Les mutilations sexuelles inspirent un intérêt toujours renouvelé, tant elles éveillent les fantasmes. Mais l'excision ou l'infibulation dont on parle le plus souvent ne sont pas les formes de violence les plus répandues. D'autres formes existent qui, parce qu'elles sont moins exotiques et moins sanglantes, n'attirent pas autant l'attention des féministes, des militants des droits de l'homme ou des professionnels de la santé. Elles ont pourtant un impact plus profond et quotidien sur l'exposition au virus du sida, sur la sexualité des individus et leur insertion sociale.
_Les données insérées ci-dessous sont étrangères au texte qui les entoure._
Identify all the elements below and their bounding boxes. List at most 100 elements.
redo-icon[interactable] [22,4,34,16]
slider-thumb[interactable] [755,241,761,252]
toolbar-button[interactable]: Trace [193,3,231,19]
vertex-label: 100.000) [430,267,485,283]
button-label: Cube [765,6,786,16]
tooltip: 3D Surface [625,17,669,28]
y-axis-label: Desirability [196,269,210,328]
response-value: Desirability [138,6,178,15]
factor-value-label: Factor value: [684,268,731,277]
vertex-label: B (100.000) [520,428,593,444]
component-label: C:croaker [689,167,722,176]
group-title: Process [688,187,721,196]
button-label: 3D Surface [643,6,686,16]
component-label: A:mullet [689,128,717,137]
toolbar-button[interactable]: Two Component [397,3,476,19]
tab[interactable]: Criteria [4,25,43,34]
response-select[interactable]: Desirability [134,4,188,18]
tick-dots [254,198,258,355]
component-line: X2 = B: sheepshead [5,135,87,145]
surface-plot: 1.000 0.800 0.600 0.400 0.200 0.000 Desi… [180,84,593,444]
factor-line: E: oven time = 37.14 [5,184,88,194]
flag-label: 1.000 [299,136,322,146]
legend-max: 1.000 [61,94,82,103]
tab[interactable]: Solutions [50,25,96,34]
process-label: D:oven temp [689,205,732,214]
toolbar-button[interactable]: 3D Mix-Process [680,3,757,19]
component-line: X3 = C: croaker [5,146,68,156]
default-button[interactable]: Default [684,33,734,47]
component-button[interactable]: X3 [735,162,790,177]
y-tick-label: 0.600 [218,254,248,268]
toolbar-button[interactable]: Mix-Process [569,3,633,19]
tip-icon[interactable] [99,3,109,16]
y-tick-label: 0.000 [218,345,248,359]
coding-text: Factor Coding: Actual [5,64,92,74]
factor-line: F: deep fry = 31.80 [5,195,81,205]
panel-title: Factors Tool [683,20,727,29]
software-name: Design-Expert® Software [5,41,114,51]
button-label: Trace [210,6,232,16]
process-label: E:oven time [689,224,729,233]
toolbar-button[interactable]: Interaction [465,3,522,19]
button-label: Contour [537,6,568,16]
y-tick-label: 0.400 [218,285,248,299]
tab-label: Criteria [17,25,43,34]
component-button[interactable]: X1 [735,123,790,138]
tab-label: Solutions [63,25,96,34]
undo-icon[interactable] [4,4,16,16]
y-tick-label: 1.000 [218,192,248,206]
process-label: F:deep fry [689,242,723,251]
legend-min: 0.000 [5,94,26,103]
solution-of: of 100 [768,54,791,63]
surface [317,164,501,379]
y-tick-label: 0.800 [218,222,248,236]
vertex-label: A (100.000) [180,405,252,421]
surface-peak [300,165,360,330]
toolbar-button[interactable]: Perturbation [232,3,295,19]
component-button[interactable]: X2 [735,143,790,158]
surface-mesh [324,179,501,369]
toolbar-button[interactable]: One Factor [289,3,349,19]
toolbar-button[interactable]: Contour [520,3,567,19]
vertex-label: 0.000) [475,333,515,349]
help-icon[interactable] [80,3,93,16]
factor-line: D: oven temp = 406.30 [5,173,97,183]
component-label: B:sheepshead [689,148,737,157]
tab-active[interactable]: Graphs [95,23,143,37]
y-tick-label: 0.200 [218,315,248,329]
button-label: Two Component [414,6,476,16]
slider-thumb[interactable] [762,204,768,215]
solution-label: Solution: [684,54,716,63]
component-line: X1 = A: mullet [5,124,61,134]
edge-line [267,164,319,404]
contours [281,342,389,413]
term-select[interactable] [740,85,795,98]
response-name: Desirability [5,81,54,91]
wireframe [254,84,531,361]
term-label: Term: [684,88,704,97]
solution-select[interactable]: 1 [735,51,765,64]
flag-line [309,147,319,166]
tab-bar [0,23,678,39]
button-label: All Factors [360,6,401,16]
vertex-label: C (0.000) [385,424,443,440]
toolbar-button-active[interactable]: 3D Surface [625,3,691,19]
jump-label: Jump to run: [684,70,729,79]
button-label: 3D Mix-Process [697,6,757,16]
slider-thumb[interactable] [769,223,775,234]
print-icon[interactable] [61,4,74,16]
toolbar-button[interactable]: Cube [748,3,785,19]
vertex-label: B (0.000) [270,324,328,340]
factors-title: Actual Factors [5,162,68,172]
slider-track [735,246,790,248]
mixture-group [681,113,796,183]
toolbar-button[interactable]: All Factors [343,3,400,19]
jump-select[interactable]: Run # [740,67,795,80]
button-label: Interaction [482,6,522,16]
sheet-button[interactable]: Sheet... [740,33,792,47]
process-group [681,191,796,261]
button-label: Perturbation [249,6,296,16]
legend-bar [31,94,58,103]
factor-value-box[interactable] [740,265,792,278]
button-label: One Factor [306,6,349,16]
S'agissant du sida, le Cameroun est considéré comme un pays à prévalence intermédiaire, si on le compare à l'ensemble de l'Afrique subsaharienne. L'évolution du fléau indique cependant que les conséquences seront sévères à court et moyen terme sur l'ensemble de la population. S.C. Abega étudie la sexualité au Cameroun sur une longue période qui va de l'époque précoloniale à l'époque contemporaine. La vulnérabilité croissante au VIH s'explique selon lui par des violences sexuelles mutiformes liées au système étatique et à ses agents qui usent de leur pouvoir. Les jeunes et les femmes en sont les premières victimes.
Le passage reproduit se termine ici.